De ce roman, je me souviens à vrai dire de peu de choses. Deux personnages, Aldo, d'Orsenna (cela, à la vérité, sonne un peu comme le nom de mon oncle, Duilio De Chiara, mort jeune) et Vanessa Aldobrandi. Pendant de longs mois, j'ai eu ce nom de femme en tête, à le psalmodier presque comme un accomplissement du féminin tandis que, dans la réalité, le féminin me laissait un peu de répit. Erreur : comme j'en parlais du coup avec la ferveur des nouveaux célibataires à un autre admirateur au cours d'une soirée, cela créa un malentendu : tandis que je célébrais le livre, on me faisait des avances.

Peu de choses donc, une atmosphère irréelle et saisissante, qui se prolonge longtemps après qu'on a refermé le livre.
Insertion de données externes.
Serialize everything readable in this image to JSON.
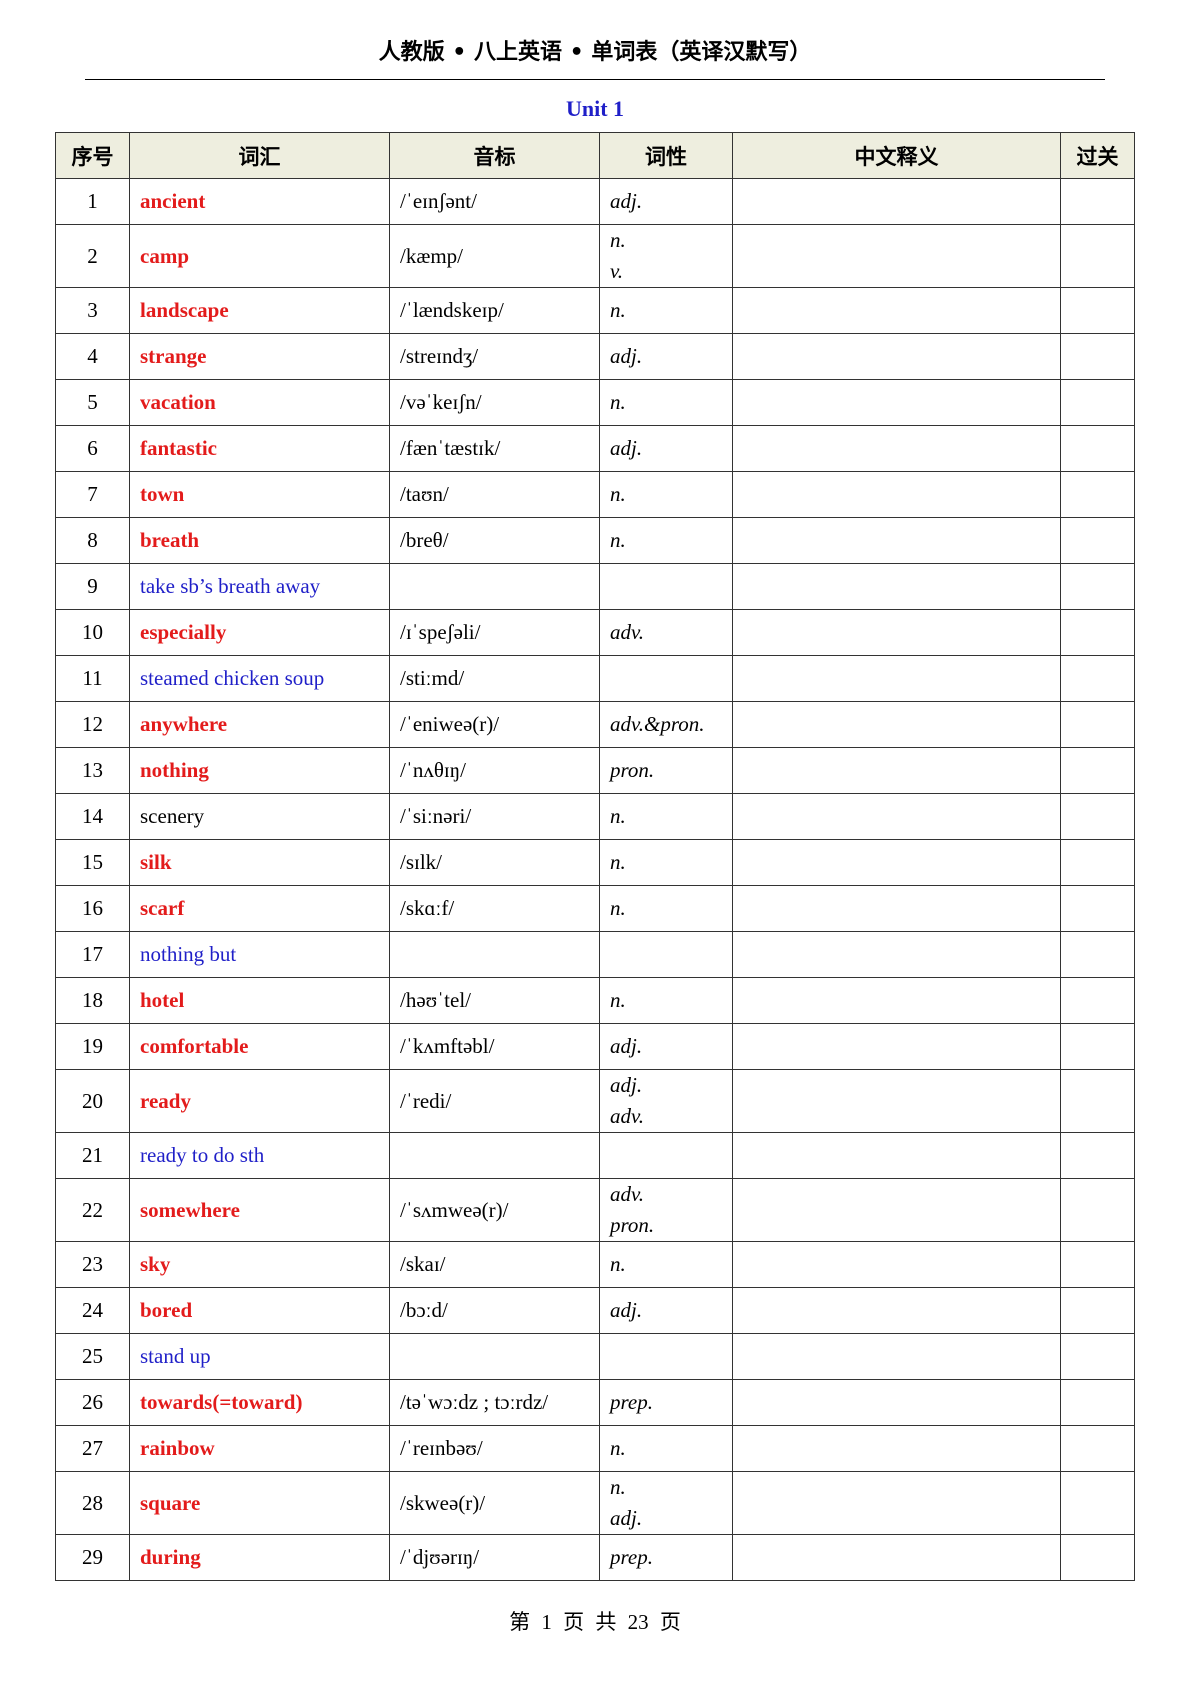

Une lecture de jeunesse plus puissante que ne le fut en hyppokhâgne la découverte de "Belle du Seigneur". Mais l'on finit par renier assez vite le pavé de Cohen tandis que l'on vénère encore, bien des années plus tard, le livre de Gracq. Si l'on se doutait que la littérature avait autant de puissance, ce n'est pas les ouvrages érotiques que l'on mettrait dans les enfers, mais les livres de poésie.
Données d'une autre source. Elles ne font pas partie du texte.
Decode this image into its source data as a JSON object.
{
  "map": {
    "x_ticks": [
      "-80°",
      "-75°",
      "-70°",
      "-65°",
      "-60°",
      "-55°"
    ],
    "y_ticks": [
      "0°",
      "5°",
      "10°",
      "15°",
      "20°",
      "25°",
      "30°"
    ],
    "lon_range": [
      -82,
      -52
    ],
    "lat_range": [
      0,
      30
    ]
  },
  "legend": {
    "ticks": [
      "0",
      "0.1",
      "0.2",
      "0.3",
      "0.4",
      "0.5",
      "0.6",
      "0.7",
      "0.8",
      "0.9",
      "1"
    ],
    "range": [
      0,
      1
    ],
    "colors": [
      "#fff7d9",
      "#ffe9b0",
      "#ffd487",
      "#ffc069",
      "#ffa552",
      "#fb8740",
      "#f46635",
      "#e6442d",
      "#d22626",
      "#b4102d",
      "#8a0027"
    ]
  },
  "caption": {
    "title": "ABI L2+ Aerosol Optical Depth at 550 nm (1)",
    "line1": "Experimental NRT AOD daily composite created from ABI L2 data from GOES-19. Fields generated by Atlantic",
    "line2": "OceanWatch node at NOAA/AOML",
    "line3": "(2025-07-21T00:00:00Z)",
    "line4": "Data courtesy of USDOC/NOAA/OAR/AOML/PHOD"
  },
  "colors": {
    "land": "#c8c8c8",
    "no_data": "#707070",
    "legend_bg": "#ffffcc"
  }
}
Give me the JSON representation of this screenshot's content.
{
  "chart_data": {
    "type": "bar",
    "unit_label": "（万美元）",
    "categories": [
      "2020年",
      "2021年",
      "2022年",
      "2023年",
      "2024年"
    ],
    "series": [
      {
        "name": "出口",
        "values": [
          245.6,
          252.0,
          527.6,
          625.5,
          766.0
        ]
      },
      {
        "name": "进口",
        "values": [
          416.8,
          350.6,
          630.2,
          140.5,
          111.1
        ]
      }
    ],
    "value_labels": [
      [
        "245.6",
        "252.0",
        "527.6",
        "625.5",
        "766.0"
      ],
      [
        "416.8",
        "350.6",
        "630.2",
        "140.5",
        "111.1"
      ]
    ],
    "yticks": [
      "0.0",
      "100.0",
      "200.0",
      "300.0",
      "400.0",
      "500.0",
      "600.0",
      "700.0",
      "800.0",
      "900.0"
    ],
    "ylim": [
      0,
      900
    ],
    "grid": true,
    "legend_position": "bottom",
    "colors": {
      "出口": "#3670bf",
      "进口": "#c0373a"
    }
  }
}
Je ne résiste pas à reprendre ce que dit Gracq de sa tentative dans "En lisant, en écrivant" : " Ce que j’ai cherché à faire, entre autres choses, dans Le Rivage des Syrtes, plutôt qu’à raconter une histoire intemporelle, c’est à libérer par distillation un élément volatil "l’esprit-de-l’Histoire", au sens où on parle d’esprit-de-vin et à le raffiner suffisamment pour qu’il pût s’enflammer au contact de l’imagination. Il y a dans l’Histoire un sortilège embusqué, un élément qui, quoique mêlé à une masse considérable d’excipient inerte, a la vertu de griser. Il n’est pas question, bien sûr, de l’isoler de son support. Mais les tableaux et les récits du passé en recèlent une teneur extrêmement inégale et, tout comme on concentre certains minerais, il n’est pas interdit à la fiction de parvenir à l’augmenter".

"Quand l’Histoire bande ses ressorts, poursuit l'auteur, comme elle fit, pratiquement sans un moment de répit, de 1929 à 1939, elle dispose sur l’ouïe intérieure de la même agressivité monitrice qu’a sur l’oreille, au bord de la mer, la marée montante dont je distingue si bien la nuit à Sion, du fond de mon lit, et en l’absence de toute notion d’heure, la rumeur spécifique d’alarme, pareille au léger bourdonnement de la fièvre qui s’installe. L’anglais dit qu’elle est alors on the move. C’est cette remise en route de l’Histoire, aussi imperceptible, aussi saisissante dans ses commencements que le premier tressaillement d’une coque qui glisse à la mer, qui m’occupait l’esprit quand j’ai projeté le livre. J’aurais voulu qu’il ait la majesté paresseuse du premier grondement lointain de l’orage, qui n’a aucun besoin de hausser le ton pour s’imposer, préparé qu’il est par une longue torpeur imperçue."

Ne retenir de tout cela que ces deux noms, au fond, c'est consacrer le roman. C'est sans doute exactement à cela qu'aurait pu penser Barthes lorsqu'il expliquait son incapacité à écrire un roman par la difficulté à donner naissance, dans la fiction, aux noms justes (je crois que c'est en commentant quelques noms célèbres dont celui de Combray). Le nom comme signe indubitable d'un nouveau monde, qui serait à la fois intime et partageable.

Comme dit encore Jacques Rancière dans une interview récente au Monde : "Le partage du sensible, c'est la configuration de ce qui est donné, de ce qu'on peut ressentir, des noms et des modes de signification qu'on peut donner aux choses, de la manière dont un espace est peuplé, des capacités que manifestent les corps qui l'occupent. La littérature fait de la politique en bouleversant la configuration de cet espace et en donnant à ces corps des puissances nouvelles".

Voilà, au fond, c'est cela, que j'ai tenté de contrecarrer pendant vingt ans et qui est pourtant simple : il y a une supériorité de la poésie sur la politique.